This election is breaking almost every rule political scientists have written about how the American electorate should function. But if there’s one thing we can understand about Trump’s rise, it’s that he’s immune to scandal. From shrugging off his retweet of a Mussolini quote to opining about Megyn Kelly’s orifices to paying legal fees for his fan that sucker punched a black protester, no act of malice has slowed him down. On the contrary, Trump’s seeming indiscretions only make him stronger. No hot take (this one included) will offer a silver bullet to stopping Trump. Neither, however, will shouting him down for the bigot he is on the floor of a crowded auditorium.
That protesters managed to cancel Trump’s rally in Chicago earlier this month shows that the disruptors are making Trump nervous, and are getting bigger, better organized, and more able to shut events down entirely — as evidenced by protesters in Arizona this weekend, who blocked roads leading to an event. It shows a chink in Trump’s leathery bronze armor, and makes it clear that his hate speech isn’t welcome. But as important as physically stopping his rallies — in the short term — is creating something else that’s just as much a spectacle as the campaign stops themselves.
A Monmouth University poll of Florida Republicans last week found that just 11 percent were less likely to back Trump after hearing about what happened in Chicago. Double that number were more likely to support him, and 66 percent said their opinions hadn’t changed.
It’s hard to shake the feeling that seeing protesters disrupting Trump rallies is a bit like watching the string quartet on the deck of a sinking Titanic. By now, Trump and his supporters have a script for dealing with protesters: acknowledge, ridicule, maybe rough up and move on, more energized than before. “Are Trump rallies the most fun?” he asked the crowd at a recent rally. “We’re having a good time!” And they were.
If politics has ever been about being right, then they certainly aren’t in 2016. Trump may be a revolting xenophobe, but he’s their revolting xenophobe, and a damn good entertainer. To counter him, protesters can put on just as good a show.
Take an example from the United Kingdom. The British group Liberate Tate, who have just won a six-year campaign to end the museum’s sponsorship from oil company BP. Their inaugural performance — just months after BP had unleashed 4.2 million gallons of oil into the Gulf of Mexico — was outside a Tate-sponsored summer party for London’s 1 percent. Rather than infiltrating the party, rebuking the fact that the party was happening and its shady funding ties, they splashed molasses — meant to resemble oil — on its front steps, topping off the mess with feathers and sparking chaos inside and out before running off. Since, Liberate Tate has set up pop-up tattoo parlors, staged mass exorcisms and more, with most shows happening inside the museum itself. You can see their full retrospective now at the Guardian.
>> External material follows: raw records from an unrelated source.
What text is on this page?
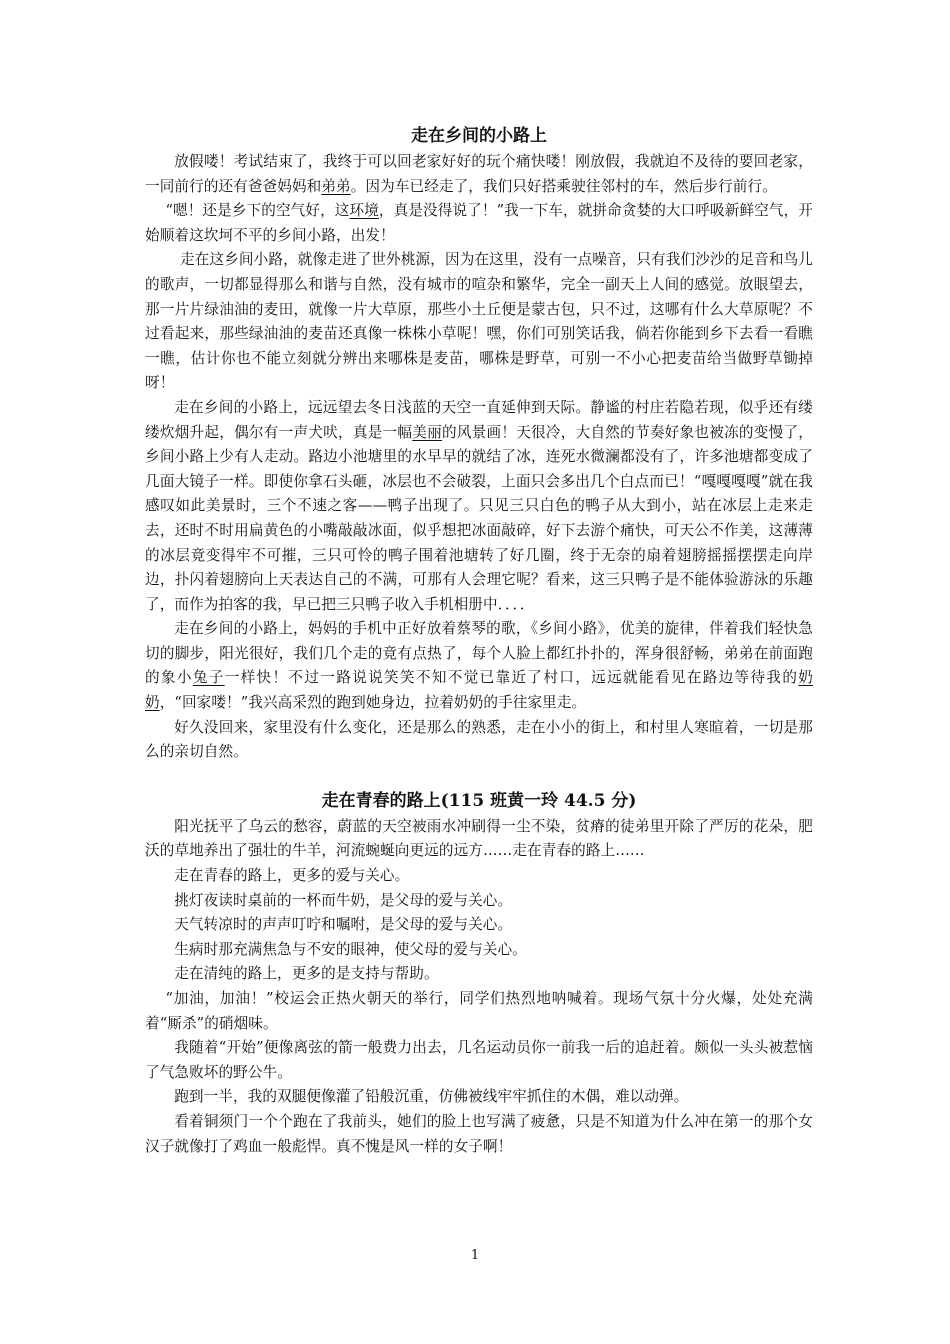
走在乡间的小路上

放假喽！考试结束了，我终于可以回老家好好的玩个痛快喽！刚放假，我就迫不及待的要回老家，一同前行的还有爸爸妈妈和弟弟。因为车已经走了，我们只好搭乘驶往邻村的车，然后步行前行。

“嗯！还是乡下的空气好，这环境，真是没得说了！”我一下车，就拼命贪婪的大口呼吸新鲜空气，开始顺着这坎坷不平的乡间小路，出发！

走在这乡间小路，就像走进了世外桃源，因为在这里，没有一点噪音，只有我们沙沙的足音和鸟儿的歌声，一切都显得那么和谐与自然，没有城市的喧杂和繁华，完全一副天上人间的感觉。放眼望去，那一片片绿油油的麦田，就像一片大草原，那些小土丘便是蒙古包，只不过，这哪有什么大草原呢？不过看起来，那些绿油油的麦苗还真像一株株小草呢！嘿，你们可别笑话我，倘若你能到乡下去看一看瞧一瞧，估计你也不能立刻就分辨出来哪株是麦苗，哪株是野草，可别一不小心把麦苗给当做野草锄掉呀！

走在乡间的小路上，远远望去冬日浅蓝的天空一直延伸到天际。静谧的村庄若隐若现，似乎还有缕缕炊烟升起，偶尔有一声犬吠，真是一幅美丽的风景画！天很冷，大自然的节奏好象也被冻的变慢了，乡间小路上少有人走动。路边小池塘里的水早早的就结了冰，连死水微澜都没有了，许多池塘都变成了几面大镜子一样。即使你拿石头砸，冰层也不会破裂，上面只会多出几个白点而已！“嘎嘎嘎嘎”就在我感叹如此美景时，三个不速之客——鸭子出现了。只见三只白色的鸭子从大到小，站在冰层上走来走去，还时不时用扁黄色的小嘴敲敲冰面，似乎想把冰面敲碎，好下去游个痛快，可天公不作美，这薄薄的冰层竟变得牢不可摧，三只可怜的鸭子围着池塘转了好几圈，终于无奈的扇着翅膀摇摇摆摆走向岸边，扑闪着翅膀向上天表达自己的不满，可那有人会理它呢？看来，这三只鸭子是不能体验游泳的乐趣了，而作为拍客的我，早已把三只鸭子收入手机相册中．．．．

走在乡间的小路上，妈妈的手机中正好放着蔡琴的歌，《乡间小路》，优美的旋律，伴着我们轻快急切的脚步，阳光很好，我们几个走的竟有点热了，每个人脸上都红扑扑的，浑身很舒畅，弟弟在前面跑的象小兔子一样快！不过一路说说笑笑不知不觉已靠近了村口，远远就能看见在路边等待我的奶奶，“回家喽！”我兴高采烈的跑到她身边，拉着奶奶的手往家里走。

好久没回来，家里没有什么变化，还是那么的熟悉，走在小小的街上，和村里人寒暄着，一切是那么的亲切自然。

走在青春的路上(115 班黄一玲 44.5 分)

阳光抚平了乌云的愁容，蔚蓝的天空被雨水冲刷得一尘不染，贫瘠的徒弟里开除了严厉的花朵，肥沃的草地养出了强壮的牛羊，河流蜿蜒向更远的远方……走在青春的路上……

走在青春的路上，更多的爱与关心。

挑灯夜读时桌前的一杯而牛奶，是父母的爱与关心。

天气转凉时的声声叮咛和嘱咐，是父母的爱与关心。

生病时那充满焦急与不安的眼神，使父母的爱与关心。

走在清纯的路上，更多的是支持与帮助。

“加油，加油！”校运会正热火朝天的举行，同学们热烈地呐喊着。现场气氛十分火爆，处处充满着“厮杀”的硝烟味。

我随着“开始”便像离弦的箭一般费力出去，几名运动员你一前我一后的追赶着。颇似一头头被惹恼了气急败坏的野公牛。

跑到一半，我的双腿便像灌了铅般沉重，仿佛被线牢牢抓住的木偶，难以动弹。

看着铜须门一个个跑在了我前头，她们的脸上也写满了疲惫，只是不知道为什么冲在第一的那个女汉子就像打了鸡血一般彪悍。真不愧是风一样的女子啊！

1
Admittedly, this is not a perfect metaphor. Stopping the closest thing the United States has known to its own Mussolini is a different task than getting fossil fuels out of the arts, and we don’t have six years. What’s key, though, is that Liberate Tate never gave the museum the upper hand. Performances have been on their terms, and — more often than not — made Tate’s top brass look helpless to stop them, partly because they weren’t sure what all was happening. There are no protocols for scraping a live, oil covered figure in the fetal position off a gallery floor.
Trump’s persona is as the consummate winner, professional bully and master of deals. Protesters, he says, are “sad.” And, in some cases, he’s not wrong — at least when all it takes to foil a disruption are a few well-placed security guards. Getting to Trump and his supporters, then, isn’t about making him look evil, but silly, confused, and vulnerable.